La investigación policial por la muerte del agente del Servicio Penitenciario Provincial, Julio César Argüello de 45 años, se inició y transitó desde el viernes 6 de febrero pasado, cuando se alertó el hallazgo aún con vida de la víctima con un disparo en la cabeza, como un crimen violento y que no remitía la menor duda, ni incertidumbre, ni especulación semejante.
Como lo adelantó PRIMERA EDICIÓN el jueves pasado, Argüello fue víctima de un ataque con arma de fuego. Un balazo le perforó el cráneo, el parietal derecho y lo mantuvo agonizante durante seis días en una cama de la terapia intensiva del Hospital Ramón Madariaga.
Tras su deceso, la autopsia y los primeros informes de la Dirección Homicidios de la Policía en la mesa del juez Miguel Mattos, Instrucción 7, se ordenó la detención de una hermana de 54 años del occiso y el allanamiento de su vivienda, donde se encontró un revolver marca Tanque, del mismo calibre 32 del plomo extraído de la cabeza de la víctima.
Las fuentes de la pesquisa contactadas por este Diario confiaron la reconstrucción informal de lo sucedido de acuerdo a las evidencias colectadas hasta el momento.
Se pudo saber que Julio Argüello fue hallado a las 7 del viernes 6 de febrero en su vivienda de la calle Puerto Rico casi avenida Alicia Moreau de Justo (ex ruta 213) inconsciente con una herida de bala pero sin el arma utilizada en su mano y tampoco caída alrededor.

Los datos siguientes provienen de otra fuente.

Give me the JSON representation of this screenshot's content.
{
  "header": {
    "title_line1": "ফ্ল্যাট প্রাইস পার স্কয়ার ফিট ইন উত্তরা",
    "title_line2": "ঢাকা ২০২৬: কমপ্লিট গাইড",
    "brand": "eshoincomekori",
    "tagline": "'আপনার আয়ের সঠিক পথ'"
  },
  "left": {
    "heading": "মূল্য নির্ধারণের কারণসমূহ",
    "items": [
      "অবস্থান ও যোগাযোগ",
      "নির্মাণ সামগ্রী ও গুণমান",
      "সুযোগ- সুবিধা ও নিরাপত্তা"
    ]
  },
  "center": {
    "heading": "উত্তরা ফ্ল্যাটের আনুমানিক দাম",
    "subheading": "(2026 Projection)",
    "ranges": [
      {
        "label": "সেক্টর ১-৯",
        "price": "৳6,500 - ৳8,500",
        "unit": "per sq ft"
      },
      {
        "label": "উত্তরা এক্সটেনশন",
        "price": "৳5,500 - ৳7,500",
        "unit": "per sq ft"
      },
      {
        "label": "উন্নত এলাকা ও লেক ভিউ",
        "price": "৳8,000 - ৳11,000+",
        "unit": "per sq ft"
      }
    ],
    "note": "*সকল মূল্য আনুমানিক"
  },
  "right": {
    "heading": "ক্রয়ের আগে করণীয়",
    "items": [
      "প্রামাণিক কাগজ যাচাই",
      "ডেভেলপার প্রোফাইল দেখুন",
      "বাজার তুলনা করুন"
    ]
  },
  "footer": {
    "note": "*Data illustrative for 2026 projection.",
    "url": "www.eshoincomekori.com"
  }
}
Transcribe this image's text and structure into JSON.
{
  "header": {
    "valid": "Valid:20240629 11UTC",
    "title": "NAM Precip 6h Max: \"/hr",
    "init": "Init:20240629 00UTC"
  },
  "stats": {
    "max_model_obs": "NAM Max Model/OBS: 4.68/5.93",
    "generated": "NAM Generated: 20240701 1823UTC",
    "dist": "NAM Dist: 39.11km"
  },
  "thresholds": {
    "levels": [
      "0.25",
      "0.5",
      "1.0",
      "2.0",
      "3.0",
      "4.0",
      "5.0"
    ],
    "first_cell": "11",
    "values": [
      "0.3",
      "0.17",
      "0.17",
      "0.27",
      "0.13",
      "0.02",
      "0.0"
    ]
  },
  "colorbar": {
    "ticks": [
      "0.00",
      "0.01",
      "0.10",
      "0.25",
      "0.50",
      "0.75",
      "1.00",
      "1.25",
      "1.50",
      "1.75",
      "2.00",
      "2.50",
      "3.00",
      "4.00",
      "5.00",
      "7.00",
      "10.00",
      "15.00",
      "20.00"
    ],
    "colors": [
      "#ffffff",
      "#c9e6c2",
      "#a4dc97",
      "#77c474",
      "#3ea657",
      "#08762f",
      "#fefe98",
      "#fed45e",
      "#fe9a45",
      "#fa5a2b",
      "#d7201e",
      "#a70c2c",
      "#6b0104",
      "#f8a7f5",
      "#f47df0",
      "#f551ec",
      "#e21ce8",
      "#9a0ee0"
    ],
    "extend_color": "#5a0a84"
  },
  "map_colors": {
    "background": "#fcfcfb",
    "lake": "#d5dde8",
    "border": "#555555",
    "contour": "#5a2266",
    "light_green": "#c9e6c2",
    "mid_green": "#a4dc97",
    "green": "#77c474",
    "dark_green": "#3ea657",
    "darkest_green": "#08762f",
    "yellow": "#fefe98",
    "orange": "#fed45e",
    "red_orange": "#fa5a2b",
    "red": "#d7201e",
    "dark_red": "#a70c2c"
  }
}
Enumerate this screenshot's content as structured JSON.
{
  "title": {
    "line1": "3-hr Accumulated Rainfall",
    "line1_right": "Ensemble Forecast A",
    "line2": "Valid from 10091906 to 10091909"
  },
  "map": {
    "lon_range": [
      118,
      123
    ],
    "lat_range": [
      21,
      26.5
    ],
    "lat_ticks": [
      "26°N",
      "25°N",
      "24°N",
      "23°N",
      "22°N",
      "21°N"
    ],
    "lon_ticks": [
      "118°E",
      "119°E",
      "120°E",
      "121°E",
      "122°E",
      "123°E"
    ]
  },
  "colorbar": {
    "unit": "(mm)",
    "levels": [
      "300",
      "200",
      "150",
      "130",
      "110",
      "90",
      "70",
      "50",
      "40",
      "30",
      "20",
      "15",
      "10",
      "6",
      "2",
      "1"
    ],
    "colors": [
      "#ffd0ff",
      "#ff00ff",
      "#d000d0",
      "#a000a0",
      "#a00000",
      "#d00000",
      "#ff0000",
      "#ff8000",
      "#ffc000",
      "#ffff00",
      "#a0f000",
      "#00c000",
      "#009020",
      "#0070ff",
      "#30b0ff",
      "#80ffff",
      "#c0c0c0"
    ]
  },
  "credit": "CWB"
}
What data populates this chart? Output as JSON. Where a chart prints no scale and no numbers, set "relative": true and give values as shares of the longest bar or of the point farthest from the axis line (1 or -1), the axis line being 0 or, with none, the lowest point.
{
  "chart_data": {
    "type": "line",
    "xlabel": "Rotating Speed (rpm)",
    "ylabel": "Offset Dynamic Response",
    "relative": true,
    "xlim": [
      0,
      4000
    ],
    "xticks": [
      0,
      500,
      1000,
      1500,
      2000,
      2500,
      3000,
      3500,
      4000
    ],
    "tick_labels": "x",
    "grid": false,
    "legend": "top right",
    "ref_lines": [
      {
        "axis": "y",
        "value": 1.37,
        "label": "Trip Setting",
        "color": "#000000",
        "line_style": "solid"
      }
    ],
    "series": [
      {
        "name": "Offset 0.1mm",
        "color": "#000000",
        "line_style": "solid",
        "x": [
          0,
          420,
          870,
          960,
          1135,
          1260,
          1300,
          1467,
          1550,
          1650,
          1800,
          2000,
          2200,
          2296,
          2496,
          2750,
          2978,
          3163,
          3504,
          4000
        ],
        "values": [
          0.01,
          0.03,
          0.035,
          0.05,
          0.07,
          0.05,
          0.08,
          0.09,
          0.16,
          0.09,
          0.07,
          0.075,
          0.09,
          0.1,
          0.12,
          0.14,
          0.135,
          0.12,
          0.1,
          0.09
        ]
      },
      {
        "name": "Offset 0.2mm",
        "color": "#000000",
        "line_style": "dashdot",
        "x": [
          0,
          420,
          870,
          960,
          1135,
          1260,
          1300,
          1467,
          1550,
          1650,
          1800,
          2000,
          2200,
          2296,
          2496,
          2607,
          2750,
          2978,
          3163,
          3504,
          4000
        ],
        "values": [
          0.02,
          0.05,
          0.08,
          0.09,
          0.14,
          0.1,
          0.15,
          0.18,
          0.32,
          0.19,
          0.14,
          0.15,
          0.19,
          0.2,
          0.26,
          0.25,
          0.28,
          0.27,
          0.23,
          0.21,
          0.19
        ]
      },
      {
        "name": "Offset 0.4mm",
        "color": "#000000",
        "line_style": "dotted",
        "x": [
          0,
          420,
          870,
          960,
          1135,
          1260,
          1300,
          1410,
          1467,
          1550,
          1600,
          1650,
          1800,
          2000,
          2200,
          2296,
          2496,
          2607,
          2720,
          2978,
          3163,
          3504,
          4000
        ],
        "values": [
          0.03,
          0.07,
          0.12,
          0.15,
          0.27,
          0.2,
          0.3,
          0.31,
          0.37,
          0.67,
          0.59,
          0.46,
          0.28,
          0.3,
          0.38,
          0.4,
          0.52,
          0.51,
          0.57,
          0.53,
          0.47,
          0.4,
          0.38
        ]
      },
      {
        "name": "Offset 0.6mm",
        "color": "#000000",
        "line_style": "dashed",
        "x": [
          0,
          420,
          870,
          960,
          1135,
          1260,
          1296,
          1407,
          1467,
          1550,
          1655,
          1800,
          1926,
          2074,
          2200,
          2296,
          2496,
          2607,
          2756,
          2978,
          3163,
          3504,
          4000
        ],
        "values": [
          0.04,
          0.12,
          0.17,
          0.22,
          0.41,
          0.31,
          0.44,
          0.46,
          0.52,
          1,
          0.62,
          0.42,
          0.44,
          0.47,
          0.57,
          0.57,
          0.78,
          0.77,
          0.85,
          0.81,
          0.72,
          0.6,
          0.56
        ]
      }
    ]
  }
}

La investigación estableció que Argüello, horas antes, formó parte del grupo de amigos que se juntaron a beber a pocos metros.
Los registros de cámaras de seguridad de vecinos indicaron que la mujer ahora detenida, también se presentó pocos minutos después del ingreso de Julio a su propiedad y que se retiró con una mochila que introdujo en el baúl de su automóvil y que se desconoce qué contenía.

Luego comenzó a pedir ayuda porque encontró a su hermano desvanecido, herido de bala y sin que el arma pueda ser hallada.
Las cámaras de seguridad indican que el penitenciario entró solo a su casa, que estaba solo en el interior y la única persona que apareció en escena fue su hermana quien denunció el ataque.
Tras el allanamiento el viernes por la tarde al domicilio de la hermana, se procedió al secuestro de un revólver calibre 32 con una vaina servida y un proyectil entero en el tambor, la orden judicial fue directa: la detención de la mujer ante la posible responsabilidad o participación en un caso de fratricidio.
Las mismas voces sostienen que las pericias fundamentales serán las que realizará la Dirección Policía Científica de la Policía provincial para determinar si el arma incautada fue la utilizada para asesinar a Julio Argüello.